10. The method of claim 9, wherein the first initialization is based on a pose of the hand estimated for a frame immediately preceding a current frame.

11. The method of claim 10, wherein the second initialization is based on a coarse overall predicted pose.

12. The method of claim 11, wherein the coarse overall predicted pose is generated based on a prediction of an overall orientation of the hand based on a comparison of the 3D point cloud to a plurality of known poses.

13. The method of claim 8, wherein generating the 3D point cloud comprises: voting for a location on the palm of the hand by each pixel in the subset of the plurality of pixels.

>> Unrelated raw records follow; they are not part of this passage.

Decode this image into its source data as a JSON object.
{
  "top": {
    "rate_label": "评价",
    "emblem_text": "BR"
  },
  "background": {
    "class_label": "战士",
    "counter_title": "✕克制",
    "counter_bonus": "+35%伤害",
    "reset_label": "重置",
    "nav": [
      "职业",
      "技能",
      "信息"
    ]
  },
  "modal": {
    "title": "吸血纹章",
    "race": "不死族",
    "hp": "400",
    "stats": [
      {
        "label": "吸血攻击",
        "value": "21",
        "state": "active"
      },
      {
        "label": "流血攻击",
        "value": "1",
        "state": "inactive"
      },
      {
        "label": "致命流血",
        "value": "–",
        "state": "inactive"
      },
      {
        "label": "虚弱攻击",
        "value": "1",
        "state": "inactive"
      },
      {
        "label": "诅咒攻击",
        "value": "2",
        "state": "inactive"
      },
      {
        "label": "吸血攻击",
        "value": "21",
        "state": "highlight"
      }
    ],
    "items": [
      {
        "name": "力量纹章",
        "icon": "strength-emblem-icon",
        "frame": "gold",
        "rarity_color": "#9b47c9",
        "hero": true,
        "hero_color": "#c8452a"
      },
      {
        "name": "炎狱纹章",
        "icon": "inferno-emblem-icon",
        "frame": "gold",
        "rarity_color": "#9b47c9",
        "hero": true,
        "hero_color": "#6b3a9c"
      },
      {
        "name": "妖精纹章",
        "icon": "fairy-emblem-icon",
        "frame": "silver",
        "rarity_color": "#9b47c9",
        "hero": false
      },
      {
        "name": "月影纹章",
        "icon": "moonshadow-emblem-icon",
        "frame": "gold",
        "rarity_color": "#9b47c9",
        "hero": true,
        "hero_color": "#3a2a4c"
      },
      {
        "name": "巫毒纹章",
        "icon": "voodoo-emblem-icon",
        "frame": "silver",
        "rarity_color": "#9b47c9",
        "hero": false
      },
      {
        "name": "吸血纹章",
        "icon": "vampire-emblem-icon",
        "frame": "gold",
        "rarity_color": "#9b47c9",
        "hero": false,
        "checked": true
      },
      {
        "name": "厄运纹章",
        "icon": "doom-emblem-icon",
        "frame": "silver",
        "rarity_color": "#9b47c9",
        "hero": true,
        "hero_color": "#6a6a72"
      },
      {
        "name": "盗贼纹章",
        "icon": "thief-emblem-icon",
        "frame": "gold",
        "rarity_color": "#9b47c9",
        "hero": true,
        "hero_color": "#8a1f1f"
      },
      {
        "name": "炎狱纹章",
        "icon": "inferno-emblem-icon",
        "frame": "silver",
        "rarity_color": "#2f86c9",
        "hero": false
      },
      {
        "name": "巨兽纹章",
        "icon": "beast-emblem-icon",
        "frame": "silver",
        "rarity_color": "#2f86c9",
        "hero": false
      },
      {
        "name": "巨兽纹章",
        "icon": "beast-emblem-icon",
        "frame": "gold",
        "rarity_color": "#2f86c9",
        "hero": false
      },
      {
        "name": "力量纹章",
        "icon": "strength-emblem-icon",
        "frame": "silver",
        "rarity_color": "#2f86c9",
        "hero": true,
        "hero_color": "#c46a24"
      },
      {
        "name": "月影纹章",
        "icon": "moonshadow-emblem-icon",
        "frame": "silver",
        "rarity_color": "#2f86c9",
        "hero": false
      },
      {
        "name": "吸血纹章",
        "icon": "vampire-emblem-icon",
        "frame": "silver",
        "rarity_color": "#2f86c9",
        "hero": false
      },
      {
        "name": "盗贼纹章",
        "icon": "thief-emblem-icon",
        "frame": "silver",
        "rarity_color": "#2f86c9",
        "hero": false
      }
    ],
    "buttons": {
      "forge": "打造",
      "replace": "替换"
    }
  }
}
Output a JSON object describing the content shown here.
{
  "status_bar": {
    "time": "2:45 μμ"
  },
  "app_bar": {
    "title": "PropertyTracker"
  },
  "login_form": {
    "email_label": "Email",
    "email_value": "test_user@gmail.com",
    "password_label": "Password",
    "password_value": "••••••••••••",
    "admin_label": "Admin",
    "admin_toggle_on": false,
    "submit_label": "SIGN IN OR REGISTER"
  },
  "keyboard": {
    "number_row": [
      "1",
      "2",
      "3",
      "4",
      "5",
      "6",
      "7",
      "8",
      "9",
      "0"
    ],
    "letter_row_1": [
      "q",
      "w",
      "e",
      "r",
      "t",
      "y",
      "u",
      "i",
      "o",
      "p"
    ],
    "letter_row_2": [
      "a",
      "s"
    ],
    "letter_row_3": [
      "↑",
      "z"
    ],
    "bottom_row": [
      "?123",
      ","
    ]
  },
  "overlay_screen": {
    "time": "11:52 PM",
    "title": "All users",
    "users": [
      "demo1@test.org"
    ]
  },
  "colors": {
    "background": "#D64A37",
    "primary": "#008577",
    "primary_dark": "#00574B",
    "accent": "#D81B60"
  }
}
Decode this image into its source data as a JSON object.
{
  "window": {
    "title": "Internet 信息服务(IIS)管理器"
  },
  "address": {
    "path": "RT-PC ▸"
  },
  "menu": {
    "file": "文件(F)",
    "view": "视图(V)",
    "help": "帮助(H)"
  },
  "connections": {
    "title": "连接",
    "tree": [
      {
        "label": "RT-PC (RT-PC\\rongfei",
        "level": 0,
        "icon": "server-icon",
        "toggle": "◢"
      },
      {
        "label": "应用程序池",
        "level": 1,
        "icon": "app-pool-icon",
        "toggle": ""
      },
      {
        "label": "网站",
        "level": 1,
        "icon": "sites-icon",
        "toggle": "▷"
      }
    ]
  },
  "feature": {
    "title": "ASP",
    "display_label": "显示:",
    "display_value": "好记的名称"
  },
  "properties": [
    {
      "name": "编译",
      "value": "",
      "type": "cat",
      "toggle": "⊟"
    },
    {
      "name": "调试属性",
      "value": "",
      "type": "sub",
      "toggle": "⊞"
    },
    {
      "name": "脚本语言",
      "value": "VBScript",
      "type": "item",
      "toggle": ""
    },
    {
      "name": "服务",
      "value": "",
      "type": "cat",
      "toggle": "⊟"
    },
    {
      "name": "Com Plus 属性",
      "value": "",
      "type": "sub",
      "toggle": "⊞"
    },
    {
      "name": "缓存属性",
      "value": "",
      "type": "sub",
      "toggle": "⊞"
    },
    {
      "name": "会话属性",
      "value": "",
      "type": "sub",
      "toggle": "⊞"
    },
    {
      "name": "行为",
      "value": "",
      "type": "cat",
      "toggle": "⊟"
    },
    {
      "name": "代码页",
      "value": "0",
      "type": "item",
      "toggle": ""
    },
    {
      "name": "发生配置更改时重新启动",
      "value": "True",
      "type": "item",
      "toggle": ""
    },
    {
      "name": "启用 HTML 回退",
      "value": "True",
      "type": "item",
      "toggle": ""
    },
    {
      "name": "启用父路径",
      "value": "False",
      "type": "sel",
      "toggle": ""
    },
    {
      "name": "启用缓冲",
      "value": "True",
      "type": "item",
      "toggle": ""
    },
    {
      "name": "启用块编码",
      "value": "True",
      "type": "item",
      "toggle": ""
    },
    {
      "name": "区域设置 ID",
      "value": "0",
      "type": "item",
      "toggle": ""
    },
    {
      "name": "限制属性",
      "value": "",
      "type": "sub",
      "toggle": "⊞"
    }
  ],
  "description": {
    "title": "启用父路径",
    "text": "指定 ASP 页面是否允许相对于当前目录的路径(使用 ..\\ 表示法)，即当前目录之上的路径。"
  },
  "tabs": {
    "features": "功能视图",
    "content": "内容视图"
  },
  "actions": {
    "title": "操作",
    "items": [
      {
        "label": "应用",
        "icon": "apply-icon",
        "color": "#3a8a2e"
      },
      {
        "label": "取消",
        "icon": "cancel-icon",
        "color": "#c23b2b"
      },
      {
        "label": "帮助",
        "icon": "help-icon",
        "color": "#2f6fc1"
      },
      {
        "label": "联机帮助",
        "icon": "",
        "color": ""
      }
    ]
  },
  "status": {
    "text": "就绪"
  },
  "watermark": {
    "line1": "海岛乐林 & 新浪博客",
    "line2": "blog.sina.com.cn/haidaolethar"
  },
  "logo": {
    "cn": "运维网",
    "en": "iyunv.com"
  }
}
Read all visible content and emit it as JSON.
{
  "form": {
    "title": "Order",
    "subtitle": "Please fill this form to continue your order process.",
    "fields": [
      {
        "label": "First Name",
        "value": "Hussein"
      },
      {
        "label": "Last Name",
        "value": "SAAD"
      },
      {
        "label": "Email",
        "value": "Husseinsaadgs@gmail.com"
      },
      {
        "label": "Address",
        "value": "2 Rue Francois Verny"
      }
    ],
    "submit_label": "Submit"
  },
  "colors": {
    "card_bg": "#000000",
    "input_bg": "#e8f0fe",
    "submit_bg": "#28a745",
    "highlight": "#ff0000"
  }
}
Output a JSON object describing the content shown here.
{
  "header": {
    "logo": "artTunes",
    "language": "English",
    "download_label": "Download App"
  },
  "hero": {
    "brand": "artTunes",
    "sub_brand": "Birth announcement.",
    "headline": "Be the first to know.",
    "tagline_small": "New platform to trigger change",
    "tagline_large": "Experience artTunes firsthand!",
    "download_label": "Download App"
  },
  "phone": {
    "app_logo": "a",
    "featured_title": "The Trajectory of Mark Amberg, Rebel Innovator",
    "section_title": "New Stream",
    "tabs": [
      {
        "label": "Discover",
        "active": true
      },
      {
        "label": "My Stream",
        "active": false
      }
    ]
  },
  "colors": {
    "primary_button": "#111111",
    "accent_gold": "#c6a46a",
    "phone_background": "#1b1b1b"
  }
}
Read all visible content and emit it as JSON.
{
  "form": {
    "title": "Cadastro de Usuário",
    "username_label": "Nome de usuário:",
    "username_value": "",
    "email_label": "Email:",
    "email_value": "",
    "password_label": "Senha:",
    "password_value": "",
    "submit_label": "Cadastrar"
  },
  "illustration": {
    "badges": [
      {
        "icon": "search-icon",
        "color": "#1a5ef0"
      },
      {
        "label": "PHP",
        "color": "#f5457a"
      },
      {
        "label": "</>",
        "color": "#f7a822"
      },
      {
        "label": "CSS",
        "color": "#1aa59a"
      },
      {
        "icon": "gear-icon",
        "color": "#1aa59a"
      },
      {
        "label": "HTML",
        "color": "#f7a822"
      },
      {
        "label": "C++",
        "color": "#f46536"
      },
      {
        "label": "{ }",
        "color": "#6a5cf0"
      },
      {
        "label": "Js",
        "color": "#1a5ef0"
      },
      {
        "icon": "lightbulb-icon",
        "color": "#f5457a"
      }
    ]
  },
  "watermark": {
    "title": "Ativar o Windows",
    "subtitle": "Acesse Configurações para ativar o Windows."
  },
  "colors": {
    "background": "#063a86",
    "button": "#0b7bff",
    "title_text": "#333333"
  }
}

14. An electronic device, comprising:

a user-facing depth camera to capture a plurality of consecutive frames of depth images of at least one hand of a user, each depth image comprising a plurality of pixels; and

a processor configured to:

identifying a current pose of the at least one hand by fitting an implicitly defined surface model of the hand in candidate poses to a subset of the plurality of pixels, the fitting comprising:

interpolating a dense 3D grid of pre-computed signed distance values to define a first signed distance function;

defining an explicitly expressed signed distance function as warping over a volume using a skinned tetrahedral mesh;

evaluating the distance and derivative of a point to the implicitly defined surface of the hand by warping the point back to a base pose and interpolating a grid of pre-computed signed distance values;

calculating a direction of descent of an energy function measuring a fit of the candidate pose based on the distance and derivative of the points, enabling a local search to be performed; and

estimating the current pose based on the explicitly expressed signed distance function.

15. The electronic device of claim 14, wherein the processor is further configured to: identifying a subset of the pixels by encoding, for each pixel of the depth image, a probability that the pixel belongs to one of a right hand, a left hand, or a background to generate a probability map.

16. The electronic device of claim 14, wherein the processor is further configured to: the candidate gesture is initialized by a first gesture and a second gesture.

17. The electronic device of claim 16, wherein the first pose is based on a pose of a frame immediately preceding a current frame.

18. The electronic device of claim 17, wherein the second pose is based on a coarse overall predicted pose.

19. The electronic device of claim 18, wherein the processor is further configured to:

predicting an overall orientation of the hand based on a comparison of the 3D point cloud to a plurality of known poses to generate the coarse overall predicted pose.

20. The electronic device of claim 19, wherein the processor is further configured to: generating the 3D point cloud by voting for a location on a palm of the hand by each pixel of the subset of the plurality of pixels.